Standards, as a distilled form of knowledge and expertise, can be a resource on which companies can graft their knowledge management systems.NBN offers its stakeholders this access to knowledge. But how far are the organisations around the table in their knowledge management systems?

When asked, a few referred to departments - such as legal or HR - using external specialised knowledge platforms, but most still described a genuine company-wide knowledge management system as a distant ambition. Projects in that direction do exist. Unfortunately, these often get stuck at the level of data or, at best, information management systems.
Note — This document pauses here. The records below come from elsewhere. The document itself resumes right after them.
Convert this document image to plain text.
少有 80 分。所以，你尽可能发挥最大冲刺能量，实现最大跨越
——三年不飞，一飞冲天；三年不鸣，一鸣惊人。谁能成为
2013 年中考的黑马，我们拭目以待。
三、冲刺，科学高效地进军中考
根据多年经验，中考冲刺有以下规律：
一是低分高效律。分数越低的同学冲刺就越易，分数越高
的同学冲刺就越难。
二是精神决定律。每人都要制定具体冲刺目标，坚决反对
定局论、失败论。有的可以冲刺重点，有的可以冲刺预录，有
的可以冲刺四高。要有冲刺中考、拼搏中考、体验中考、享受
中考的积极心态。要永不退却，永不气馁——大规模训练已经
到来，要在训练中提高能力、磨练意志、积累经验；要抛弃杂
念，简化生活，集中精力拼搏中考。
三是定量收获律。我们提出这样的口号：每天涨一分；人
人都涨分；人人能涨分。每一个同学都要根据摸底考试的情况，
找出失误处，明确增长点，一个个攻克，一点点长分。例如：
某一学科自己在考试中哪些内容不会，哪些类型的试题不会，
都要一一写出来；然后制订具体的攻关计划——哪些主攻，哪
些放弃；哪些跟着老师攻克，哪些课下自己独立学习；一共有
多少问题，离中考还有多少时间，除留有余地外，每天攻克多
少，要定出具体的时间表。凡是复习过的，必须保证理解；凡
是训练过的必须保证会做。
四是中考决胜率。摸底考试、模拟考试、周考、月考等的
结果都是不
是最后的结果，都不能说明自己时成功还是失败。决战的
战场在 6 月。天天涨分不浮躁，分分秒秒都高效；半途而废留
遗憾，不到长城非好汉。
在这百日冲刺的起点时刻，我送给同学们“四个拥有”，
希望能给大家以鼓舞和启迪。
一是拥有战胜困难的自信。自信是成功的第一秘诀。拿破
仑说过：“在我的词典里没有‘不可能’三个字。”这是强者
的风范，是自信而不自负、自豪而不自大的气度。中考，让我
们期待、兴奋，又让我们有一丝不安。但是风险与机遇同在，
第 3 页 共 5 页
Everyone agrees that this is a process of qualitative steps that starts with data and should then lead to information management, insights management, knowledge management and maybe even, one day, wisdom management. Everyone knows the steps. How to put it into practice is another matter.

Nevertheless, it is a business criticality: the organisations around the table are collections of knowledge workers. Consequently, their real value is in the heads of a few experienced experts who can get sick, leave the company and age. The cynical thing is that they are all well aware of this, but few take steps to deal with it, let alone have a conclusive (proactive) approach. In fact, practice shows that in larger organisations with heavy investment in this kind of system - with documentation, video recordings, podcasts... - recourse to it is very scarce. This has everything to do with corporate culture. For example, in (academic) hospitals, there is a tradition of sending people in training along with the most experienced colleagues. Companies rarely provide this. However, people are naturally motivated to share their knowledge with others. Sharing knowledge means appreciation and satisfaction. It should therefore be an intrinsic part of everyone's job. Apparently still an unexplored area where organisations like NBN can play a pioneering role.